Magnon energy decreases in M phase compared to R phase

Dirac magnon gap persists in M phase

Abstract

Van der Waals (vdW) Dirac magnon system CrI$_3$, a potential host of topological edge magnons, orders ferromagnetically (FM) (T$_C=61$ K) in the bulk, but antiferromagnetic (AFM) order has been observed in nanometer thick flakes, attributed to monoclinic (M) type stacking. We report neutron scattering measurements on a powder sample where the usual transition to the rhombohedral (R) phase was inhibited for a majority of the structure.

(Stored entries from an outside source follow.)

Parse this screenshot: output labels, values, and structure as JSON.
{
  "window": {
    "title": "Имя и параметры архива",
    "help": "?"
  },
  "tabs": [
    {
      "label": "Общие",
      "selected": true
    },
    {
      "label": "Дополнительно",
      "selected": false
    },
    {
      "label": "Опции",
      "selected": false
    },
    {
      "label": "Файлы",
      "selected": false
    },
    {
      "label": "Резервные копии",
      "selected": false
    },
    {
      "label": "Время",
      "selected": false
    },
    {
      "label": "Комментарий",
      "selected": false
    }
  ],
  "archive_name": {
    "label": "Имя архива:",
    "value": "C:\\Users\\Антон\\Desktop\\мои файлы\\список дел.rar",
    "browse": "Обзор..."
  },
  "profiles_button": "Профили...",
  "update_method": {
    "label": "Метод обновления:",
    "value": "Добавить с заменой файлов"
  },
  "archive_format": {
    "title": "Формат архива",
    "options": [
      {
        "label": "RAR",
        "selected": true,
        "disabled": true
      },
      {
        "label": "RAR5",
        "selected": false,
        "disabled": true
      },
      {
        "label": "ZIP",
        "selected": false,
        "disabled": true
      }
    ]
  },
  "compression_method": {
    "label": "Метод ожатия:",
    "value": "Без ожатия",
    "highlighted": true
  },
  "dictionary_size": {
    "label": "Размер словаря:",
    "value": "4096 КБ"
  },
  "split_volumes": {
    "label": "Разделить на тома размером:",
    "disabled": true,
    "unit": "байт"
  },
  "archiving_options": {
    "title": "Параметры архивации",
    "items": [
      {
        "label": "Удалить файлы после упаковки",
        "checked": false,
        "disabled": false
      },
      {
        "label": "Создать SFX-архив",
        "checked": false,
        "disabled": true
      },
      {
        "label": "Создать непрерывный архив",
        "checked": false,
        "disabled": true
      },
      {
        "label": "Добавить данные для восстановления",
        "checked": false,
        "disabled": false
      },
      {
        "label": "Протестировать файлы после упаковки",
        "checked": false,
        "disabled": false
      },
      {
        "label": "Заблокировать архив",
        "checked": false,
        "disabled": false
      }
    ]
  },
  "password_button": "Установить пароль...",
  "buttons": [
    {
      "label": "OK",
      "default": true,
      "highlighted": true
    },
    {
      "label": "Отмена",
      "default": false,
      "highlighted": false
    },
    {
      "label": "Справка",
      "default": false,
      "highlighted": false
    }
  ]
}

Elastic measurements (and the opening of a hysteresis in magnetization data on a pressed pellet) showed that an AFM transition is clearly present below $\sim$50 K, coexisting with the R-type FM order. Inelastic measurements showed a decrease in magnon energy compared to the R phase, consistent with a smaller interlayer magnetic coupling in M-type stacking. A gap remains at the Dirac point, suggesting that the same nontrivial magnon topology reported for the R phase may be present in the M phase as well.